PENYELESAIAN KASUS KEKERASAN DALAM RUMAH TANGGA DI POLRES SAMPANG
RESOLUTION OF DOMESTIC VIOLENCE CASES AT THE SAMPANG POLICE STATION
Penyelesaian kasus KDRT di Kabupaten Sampang belum optimal banyak kasus dilaporkan ke Polres Sampang yang dicabut aduannya, karenanya dalam penelitian ini permasalahan yang diangkat meliputi implementasi pasal 16 Undang-Undang No. 23 Tahun 2004 tentang KDRT yang berkaitan dengan prosedur penyelesaian kasus KDRT di Polres Sampang dan menganalisis terkait hambatan yang terjadi dalam pengimplementasiannya. Metode penelitian yang dipakai yakni yuridis-sosiologis, data diperoleh melalui wawancara dengan dokumentasi setelah data terkumpul dianalisis menggunakan analisis kualitatif. Hasil penelitian ini menunjukkan: 1.Banyak kasus KDRT di Polres Sampang ditarik kembali karena tekanan keluarga, sehingga perlindungan hukum lemah. Akibatnya, kekerasan berulang karena pelaku tidak dihukum, menunjukkan rendahnya implementasi Pasal 16 UU No. 23 Tahun 2004. dan 2. KDRT di Sampang menjadi masalah utama. Walaupun ada UU No. 23 Tahun 2004, pelaksanaannya terkendala oleh isu hukum, sosial, dan ekonomi. Penelitian ini menganalisis penerapan hukum di masyarakat, khususnya dalam hal implementasi peraturan. Di Sampang, pelaku KDRT tidak mendapatkan sanksi yang tepat, sehingga tidak ada efek jera.
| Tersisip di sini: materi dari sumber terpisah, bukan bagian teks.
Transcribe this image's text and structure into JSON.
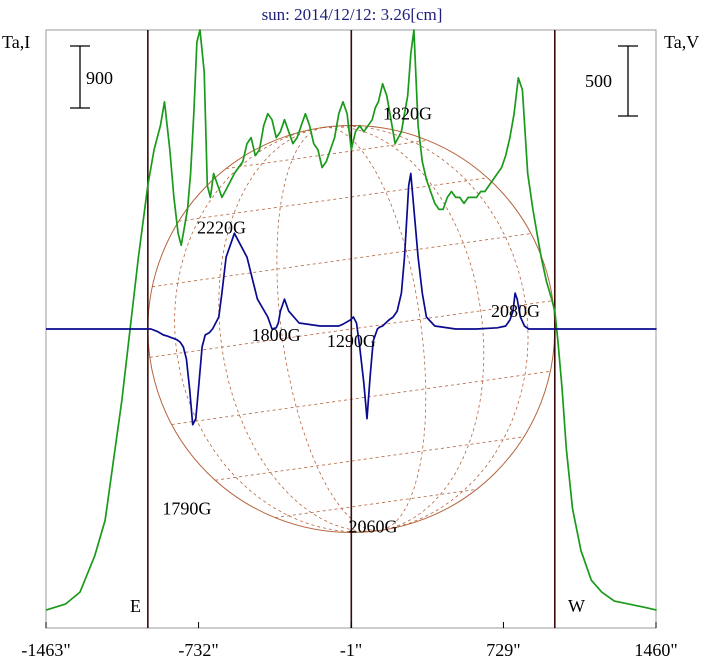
{
  "chart_data": {
    "type": "line",
    "title": "sun: 2014/12/12: 3.26[cm]",
    "left_axis_label": "Ta,I",
    "right_axis_label": "Ta,V",
    "left_scale_bar": "900",
    "right_scale_bar": "500",
    "x_tick_labels": [
      "-1463\"",
      "-732\"",
      "-1\"",
      "729\"",
      "1460\""
    ],
    "x_ticks": [
      -1463,
      -732,
      -1,
      729,
      1460
    ],
    "xlim": [
      -1463,
      1460
    ],
    "limb_labels": {
      "east": "E",
      "west": "W"
    },
    "limb_positions": [
      -975,
      975
    ],
    "colors": {
      "intensity": "#1a9a1a",
      "polarization": "#0a0a90",
      "disk": "#b5643c",
      "frame": "#3a0a0a"
    },
    "annotations": [
      {
        "text": "2220G",
        "x": -622,
        "level": 0.66
      },
      {
        "text": "1800G",
        "x": -360,
        "level": 0.48
      },
      {
        "text": "1290G",
        "x": 0,
        "level": 0.47
      },
      {
        "text": "1820G",
        "x": 269,
        "level": 0.85
      },
      {
        "text": "2080G",
        "x": 787,
        "level": 0.52
      },
      {
        "text": "1790G",
        "x": -788,
        "level": 0.19
      },
      {
        "text": "2060G",
        "x": 104,
        "level": 0.16
      }
    ],
    "series": [
      {
        "name": "Ta,I",
        "x": [
          -1463,
          -1370,
          -1300,
          -1230,
          -1180,
          -1100,
          -1060,
          -1020,
          -990,
          -975,
          -945,
          -915,
          -895,
          -870,
          -850,
          -830,
          -815,
          -800,
          -785,
          -770,
          -755,
          -740,
          -725,
          -705,
          -690,
          -675,
          -660,
          -640,
          -620,
          -605,
          -590,
          -575,
          -560,
          -540,
          -520,
          -500,
          -480,
          -460,
          -440,
          -420,
          -400,
          -380,
          -360,
          -340,
          -320,
          -300,
          -280,
          -260,
          -240,
          -220,
          -200,
          -180,
          -160,
          -140,
          -120,
          -100,
          -80,
          -60,
          -40,
          -20,
          0,
          20,
          40,
          60,
          80,
          100,
          115,
          130,
          150,
          170,
          190,
          210,
          225,
          240,
          255,
          270,
          285,
          300,
          320,
          340,
          360,
          380,
          400,
          420,
          440,
          460,
          480,
          500,
          520,
          540,
          560,
          580,
          600,
          620,
          640,
          660,
          680,
          700,
          720,
          740,
          760,
          780,
          800,
          820,
          845,
          870,
          890,
          910,
          935,
          960,
          975,
          990,
          1010,
          1030,
          1060,
          1100,
          1150,
          1200,
          1260,
          1330,
          1400,
          1463
        ],
        "y": [
          0.03,
          0.04,
          0.06,
          0.12,
          0.18,
          0.38,
          0.5,
          0.62,
          0.7,
          0.74,
          0.8,
          0.84,
          0.88,
          0.8,
          0.72,
          0.66,
          0.64,
          0.67,
          0.7,
          0.76,
          0.86,
          0.98,
          1.0,
          0.93,
          0.74,
          0.72,
          0.76,
          0.74,
          0.72,
          0.73,
          0.74,
          0.75,
          0.76,
          0.77,
          0.78,
          0.81,
          0.82,
          0.79,
          0.8,
          0.84,
          0.86,
          0.85,
          0.82,
          0.83,
          0.85,
          0.83,
          0.81,
          0.82,
          0.84,
          0.86,
          0.84,
          0.81,
          0.8,
          0.77,
          0.78,
          0.8,
          0.82,
          0.86,
          0.88,
          0.86,
          0.8,
          0.83,
          0.84,
          0.83,
          0.84,
          0.85,
          0.87,
          0.88,
          0.91,
          0.89,
          0.85,
          0.81,
          0.82,
          0.83,
          0.86,
          0.89,
          0.96,
          1.0,
          0.84,
          0.78,
          0.75,
          0.73,
          0.71,
          0.7,
          0.7,
          0.72,
          0.73,
          0.72,
          0.72,
          0.71,
          0.72,
          0.72,
          0.72,
          0.73,
          0.73,
          0.74,
          0.75,
          0.76,
          0.77,
          0.79,
          0.82,
          0.86,
          0.92,
          0.9,
          0.76,
          0.7,
          0.66,
          0.62,
          0.58,
          0.55,
          0.53,
          0.48,
          0.4,
          0.3,
          0.2,
          0.13,
          0.08,
          0.06,
          0.045,
          0.04,
          0.035,
          0.03
        ]
      },
      {
        "name": "Ta,V",
        "x": [
          -1463,
          -1100,
          -1000,
          -960,
          -930,
          -900,
          -880,
          -865,
          -850,
          -835,
          -820,
          -805,
          -790,
          -775,
          -760,
          -745,
          -730,
          -715,
          -700,
          -680,
          -665,
          -650,
          -635,
          -620,
          -600,
          -560,
          -500,
          -450,
          -400,
          -380,
          -360,
          -350,
          -340,
          -320,
          -300,
          -250,
          -150,
          -100,
          -60,
          -40,
          -20,
          -5,
          10,
          25,
          40,
          60,
          75,
          90,
          105,
          115,
          125,
          135,
          150,
          165,
          180,
          200,
          220,
          240,
          255,
          265,
          275,
          285,
          295,
          305,
          320,
          340,
          360,
          400,
          500,
          600,
          700,
          740,
          760,
          775,
          785,
          795,
          810,
          830,
          850,
          900,
          1000,
          1100,
          1463
        ],
        "y": [
          0.5,
          0.5,
          0.5,
          0.5,
          0.496,
          0.49,
          0.488,
          0.486,
          0.484,
          0.482,
          0.478,
          0.47,
          0.45,
          0.4,
          0.34,
          0.35,
          0.41,
          0.47,
          0.49,
          0.494,
          0.5,
          0.51,
          0.52,
          0.56,
          0.62,
          0.66,
          0.62,
          0.55,
          0.52,
          0.5,
          0.502,
          0.51,
          0.53,
          0.55,
          0.53,
          0.51,
          0.505,
          0.505,
          0.505,
          0.508,
          0.512,
          0.515,
          0.52,
          0.51,
          0.47,
          0.41,
          0.35,
          0.42,
          0.48,
          0.49,
          0.5,
          0.503,
          0.505,
          0.51,
          0.515,
          0.52,
          0.53,
          0.56,
          0.62,
          0.68,
          0.74,
          0.76,
          0.72,
          0.68,
          0.62,
          0.56,
          0.52,
          0.505,
          0.5,
          0.5,
          0.502,
          0.505,
          0.515,
          0.53,
          0.56,
          0.55,
          0.52,
          0.505,
          0.5,
          0.5,
          0.5,
          0.5,
          0.5
        ]
      }
    ]
  }
}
Banyak kasus KDRT di Polres Sampang yang tidak diproses secara hukum, yang meningkatkan risiko kekerasan berulang. Selain itu, dukungan dan perlindungan bagi korban KDRT di Sampang masih sangat minim.
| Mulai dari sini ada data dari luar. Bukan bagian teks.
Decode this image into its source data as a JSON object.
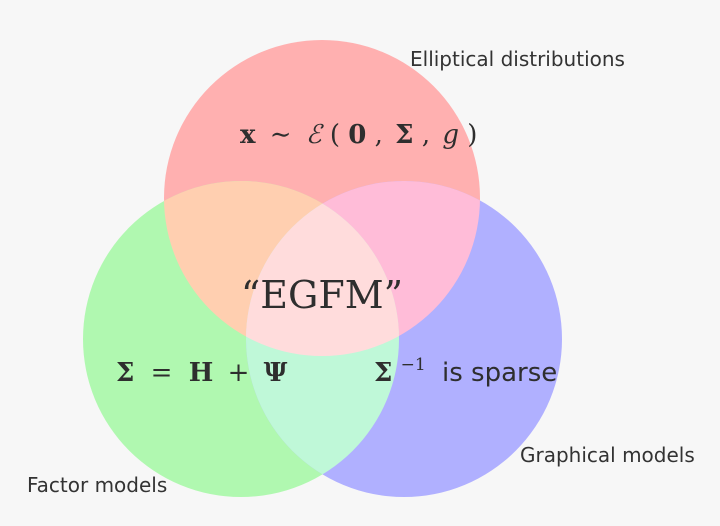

Kata Kunci: Implementasi Undang-Undang No. 23 Tahun 2004, Hambatan Sosial dan Budaya, Penyelesaian KDRT
The resolution of domestic violence (KDRT) cases in Sampang Regency remains ineffective, with many cases withdrawn from the Sampang Police. This study examines the implementation of Article 16 of Law No. 23 of 2004 on Domestic Violence and analyzes obstacles in its enforcement. Using a juridical-sociological method, data were collected through interviews and documentation, then analyzed qualitatively. The findings show that many cases are withdrawn due to family pressure, weakening legal protection. As a result, repeated violence occurs because perpetrators go unpunished, indicating poor law enforcement. Despite the existence of Law No. 23 of 2004, enforcement faces legal, social, and economic challenges. Many cases remain unprocessed, increasing the risk of recurrence. Additionally, support and protection for victims in Sampang are minimal, further exacerbating the issue.
Keywords: Implementation of Law No. 23 of 2004, Social and Cultural Barriers, Domestic Violence Resolution.